A quick note—case study styles are like Thanksgiving turkey recipes: everyone has one and they all come out a little different, but in the end it won’t ruin the holiday meal. As long as your case study is all meat and bone with no wasted space, it’ll be fine.
Step 1: Define the Scope
Ideally, the first paragraph should tell the reader what you’re planning to talk about. You may want to highlight a problem, show off a stunning design, or highlight a change.
Step 2: Define the problem
Readers of your case study want to see the problem clearly defined. An issue that new UX designers have often is identifying that there is a problem but not identifying the problem itself. A common bad statement might be something like “this app is frustrating for users and they have a high bounce / uninstall rate.” A better statement is something like “users have trouble accessing and understanding their account overview, and navigation to and away from this page is buried in menus.” This outlines the problem clearly and sets you up to solve it concisely over the next few paragraphs. If you’re designing an app from scratch, this section should talk about what problem you are hoping to solve, and why your solution is the cleanest and most effective one.
Step 3: Define the Audience
Not every app is for everyone. An easy example is something like Blind, which is a forum app designed for tech professionals, particularly engineers, to discuss work life at their jobs. Being designed for tech professionals means that it doesn’t have to necessarily be awe-inspiringly beautiful with jaw-dropping animations. It can be austere, and even a bit spartan since the people using it are working in a heavily analytical industry. Even the job posting section of their website is just an Airtable.
Understanding your target audience for a product will make analyzing the success of that product much simpler, as design, copy, and architecture should all work together cohesively.
Step 4: Solve the problem
There are several ways to do this in a single section, but generally, this should be a paragraph or two outlining A) what your solution for the problem is, and B) how you arrived at the solution to this problem. Both are vital to include. An easy way to start is to write something like “I decided to solve this problem by taking these actions,” before outlining the actions you recommend.
Step 5: Show your work
I’m an ignoramus, so algebra never came easy to me. I especially hated when I would arrive at the right answer and be asked to show my work. What does it matter how I got there? I got the correct answer, didn’t I? Let me be the Algebra II Top Gun of this school and leave me alone.
Unfortunately, in design case studies showing your work is necessary, and this is where you get a chance to show your UX design process. How did you arrive at this solution? What steps did you take to ensure that you were being circumspect in your reasoning? You can’t be the Diogenes of UX, hanging out in the middle of the agora shouting dichotomies and hoping someone listens. You have to walk the reader through each step of your thought process.

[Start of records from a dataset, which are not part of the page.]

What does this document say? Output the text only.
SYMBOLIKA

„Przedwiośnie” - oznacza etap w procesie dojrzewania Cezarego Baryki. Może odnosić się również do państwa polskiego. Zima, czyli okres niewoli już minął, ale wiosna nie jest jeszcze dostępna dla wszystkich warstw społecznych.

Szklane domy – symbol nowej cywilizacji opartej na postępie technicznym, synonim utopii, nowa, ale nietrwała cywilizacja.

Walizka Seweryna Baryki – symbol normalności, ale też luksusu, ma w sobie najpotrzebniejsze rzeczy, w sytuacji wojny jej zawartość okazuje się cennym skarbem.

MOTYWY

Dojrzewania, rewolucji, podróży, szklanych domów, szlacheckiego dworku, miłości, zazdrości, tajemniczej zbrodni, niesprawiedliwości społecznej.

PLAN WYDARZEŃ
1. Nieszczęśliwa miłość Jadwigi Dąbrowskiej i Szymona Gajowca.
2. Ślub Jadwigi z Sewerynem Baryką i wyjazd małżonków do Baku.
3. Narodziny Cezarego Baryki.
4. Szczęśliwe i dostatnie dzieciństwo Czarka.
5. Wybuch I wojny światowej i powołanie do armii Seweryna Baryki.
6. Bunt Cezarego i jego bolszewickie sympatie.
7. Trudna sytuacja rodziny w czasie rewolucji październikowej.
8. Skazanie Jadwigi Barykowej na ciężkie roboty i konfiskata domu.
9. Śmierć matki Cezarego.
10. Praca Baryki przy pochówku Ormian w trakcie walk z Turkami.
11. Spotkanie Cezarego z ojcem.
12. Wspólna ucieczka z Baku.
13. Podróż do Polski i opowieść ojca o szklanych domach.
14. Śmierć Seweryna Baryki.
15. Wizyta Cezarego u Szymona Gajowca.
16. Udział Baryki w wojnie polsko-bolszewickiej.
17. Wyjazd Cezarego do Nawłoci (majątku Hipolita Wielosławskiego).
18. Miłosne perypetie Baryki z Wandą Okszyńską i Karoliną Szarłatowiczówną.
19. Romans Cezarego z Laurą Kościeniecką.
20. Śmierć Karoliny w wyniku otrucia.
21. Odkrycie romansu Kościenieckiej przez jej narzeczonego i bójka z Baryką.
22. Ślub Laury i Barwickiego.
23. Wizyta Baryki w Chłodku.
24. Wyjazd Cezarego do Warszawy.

This is where you get to show off your screens, your prototyped animations, your Tableau repositories, your Typeform and Google Sheets research, your pivot tables, Miro flowcharts, Hotjar heat maps, and beautifully animated PyViz scatter charts. This is where you get to blow your reader’s mind.
Take a look at the case study example in Derrick's profile, one of the Verified Designers on Uxcel.
A quick tip:
Head over to Coolors or Adobe Color and pick out a nice cohesive palette to put all your research in. This is an easy way to ensure that it doesn’t confuse the reader (wait, red is good now?) and looks clean and consistent.
Writing a UX case study is incredibly important to your career path, especially when first starting out. However, by ensuring that you have every necessary step in your case studies, you can create beautiful qualitative and quantitative research and design that blows your readers’ minds and lands you your dream job. Happy hunting!